Campi
di sterminio e fosse comuni
Febbraio 2008
Nel nuovo numero della rivista «La
Nuova Europa», Lidija Golovkova (Università Ortodossa
Umanistica di Mosca) presenta alcuni materiali inediti frutto
di un ventennale lavoro di ricerca, per riportare alla luce i
nomi e i volti delle vittime del terrore.

Il terrore veniva esercitato ovunque, paradossalmente nei luoghi
più visibili (perfino nel centro di grandi città
come Mosca o Leningrado), o in chiese e monasteri, spesso utilizzati
come prigioni o come poligoni di fucilazione. Tutti questi luoghi,
così come le fosse comuni, erano stati poi dimenticati
o volutamente cancellati: vengono ora ritrovati, e torniamo a
conoscerne il nome (Butovo, Kommunarka, Suchanovka…); qui
si torturava e si fucilava, in genere senza alcun processo (sulla
base di semplici ordini amministrativi, seguendo la cosiddetta
«procedura speciale»).
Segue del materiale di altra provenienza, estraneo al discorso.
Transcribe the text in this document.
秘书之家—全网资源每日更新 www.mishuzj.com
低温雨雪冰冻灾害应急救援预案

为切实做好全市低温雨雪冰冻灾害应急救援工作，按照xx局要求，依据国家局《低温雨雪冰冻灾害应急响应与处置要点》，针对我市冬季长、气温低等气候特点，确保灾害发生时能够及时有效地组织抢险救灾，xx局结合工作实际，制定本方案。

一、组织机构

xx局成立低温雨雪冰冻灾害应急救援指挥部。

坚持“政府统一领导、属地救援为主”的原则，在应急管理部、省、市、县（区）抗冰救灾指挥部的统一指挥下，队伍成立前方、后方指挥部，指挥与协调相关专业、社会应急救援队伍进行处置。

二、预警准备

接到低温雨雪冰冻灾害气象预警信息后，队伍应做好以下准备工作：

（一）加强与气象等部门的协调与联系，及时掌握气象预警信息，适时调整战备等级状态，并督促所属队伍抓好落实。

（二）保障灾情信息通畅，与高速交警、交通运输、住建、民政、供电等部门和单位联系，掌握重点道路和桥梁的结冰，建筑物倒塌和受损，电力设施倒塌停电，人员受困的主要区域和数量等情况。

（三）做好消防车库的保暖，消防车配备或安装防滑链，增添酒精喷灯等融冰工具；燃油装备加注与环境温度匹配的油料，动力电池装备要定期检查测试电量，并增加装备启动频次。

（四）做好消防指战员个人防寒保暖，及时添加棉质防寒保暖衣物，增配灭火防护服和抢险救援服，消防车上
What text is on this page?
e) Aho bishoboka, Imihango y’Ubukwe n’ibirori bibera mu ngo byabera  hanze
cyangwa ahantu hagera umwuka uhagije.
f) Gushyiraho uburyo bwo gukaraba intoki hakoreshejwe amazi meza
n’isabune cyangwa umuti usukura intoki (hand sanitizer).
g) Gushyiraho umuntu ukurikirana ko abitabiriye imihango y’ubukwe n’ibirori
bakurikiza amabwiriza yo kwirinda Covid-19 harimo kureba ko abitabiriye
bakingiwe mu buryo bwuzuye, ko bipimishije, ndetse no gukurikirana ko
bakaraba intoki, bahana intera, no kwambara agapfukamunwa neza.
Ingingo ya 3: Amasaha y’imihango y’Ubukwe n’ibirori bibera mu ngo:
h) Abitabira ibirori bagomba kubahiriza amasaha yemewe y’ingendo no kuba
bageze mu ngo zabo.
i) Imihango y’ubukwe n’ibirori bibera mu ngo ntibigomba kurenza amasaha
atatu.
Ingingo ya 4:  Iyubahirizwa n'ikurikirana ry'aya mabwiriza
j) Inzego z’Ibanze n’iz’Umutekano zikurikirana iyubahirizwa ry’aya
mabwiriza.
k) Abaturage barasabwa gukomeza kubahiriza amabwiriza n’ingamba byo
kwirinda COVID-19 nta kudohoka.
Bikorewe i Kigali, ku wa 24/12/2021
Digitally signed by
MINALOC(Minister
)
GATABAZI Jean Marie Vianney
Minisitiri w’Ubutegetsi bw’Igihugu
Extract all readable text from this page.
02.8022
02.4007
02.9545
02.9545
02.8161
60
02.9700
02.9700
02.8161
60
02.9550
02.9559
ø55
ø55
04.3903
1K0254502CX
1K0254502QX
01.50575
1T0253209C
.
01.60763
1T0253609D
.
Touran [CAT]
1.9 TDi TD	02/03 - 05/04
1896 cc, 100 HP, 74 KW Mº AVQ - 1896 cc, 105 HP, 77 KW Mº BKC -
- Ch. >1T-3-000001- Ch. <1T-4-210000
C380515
Lidija Golovkova e un gruppo
di studiosi di associazioni come «Memorial» stanno
portando avanti un progetto per identificare le vittime del terrore,
stabilire in quali fosse comuni riposano e ricostruirne le vicende
personali. L’intervento della Golovkova mette in luce anche
alcune scioccanti realtà: che i sovietici hanno anticipato
tecniche poi applicate dai nazisti (come l’uso del gas di
scappamento dei camion per eliminare i prigionieri); che i prigionieri
handicappati, o ritenuti inabili al lavoro forzato, venivano eliminati:
«In questi casi si cominciò a condannare indiscriminatamente
a morte, a prescindere dai capi d’imputazione, applicando
in fondo la stessa politica che sarebbe stata ripresa dal nazismo
con la pratica dell’eutanasia di massa nei riguardi delle
“esistenze senza valore”. Per lo stesso motivo in
Urss, nei decenni precedenti, la polizia segreta aveva già
ucciso mutilati, sordomuti, anziani». Un’altra verità
sconosciuta è che, diversamente da quanto si pensa, «il
terrore non è da addebitare esclusivamente a Stalin ma
è nato con la stessa Rivoluzione»: i primi campi
di concentramento furono aperti a Mosca nel 1918, nei monasteri
di San Giovanni, di Andronico e del Salvatore Nuovo. Tra il 1918
e il 1922, sempre a Mosca, furono organizzati 11 lager di vario
tipo.
Materiali fotografici inediti
L’intervento della Golovkova è accompagnato da immagini
impressionanti: prigioni di Mosca sconosciute agli stessi moscoviti,
elenchi di nomi dattiloscritti (e spuntati una volta avvenuta
la fucilazione), i volti dei torturatori e le fosse comuni dove
giacciono migliaia di cadaveri in parte ancora anonimi: «Abbiamo
raccolto gli incartamenti relativi a 30 mila sacerdoti perseguitati
e uccisi dal potere sovietico. Guardando le loro foto segnaletiche,
terribili eppure bellissime, si ha l’impressione di trovarsi
di fronte a icone di moderni martiri».
I numeri della memoria
Dal 1937 all’autunno 1938, durante la cosiddetta «era
di Ezov», i condannati – secondo un conteggio verosimilmente
inferiore ai dati reali – furono 681.692; lo stesso Ezov,
rapidamente caduto in disgrazia, fu giustiziato a sua volta nel
febbraio 1940. Nel solo poligono di Butovo (alla periferia di
Mosca), ribattezzato «Golgota russo», morirono e furono
sepolte decine di migliaia di persone, finora identificate appena
in parte. Fino a oggi sono stati catalogati almeno 800 punti di
morte immediata in tutta la Russia, ma solo in pochissimi casi
è stato possibile fare qualcosa per conservarne la memoria.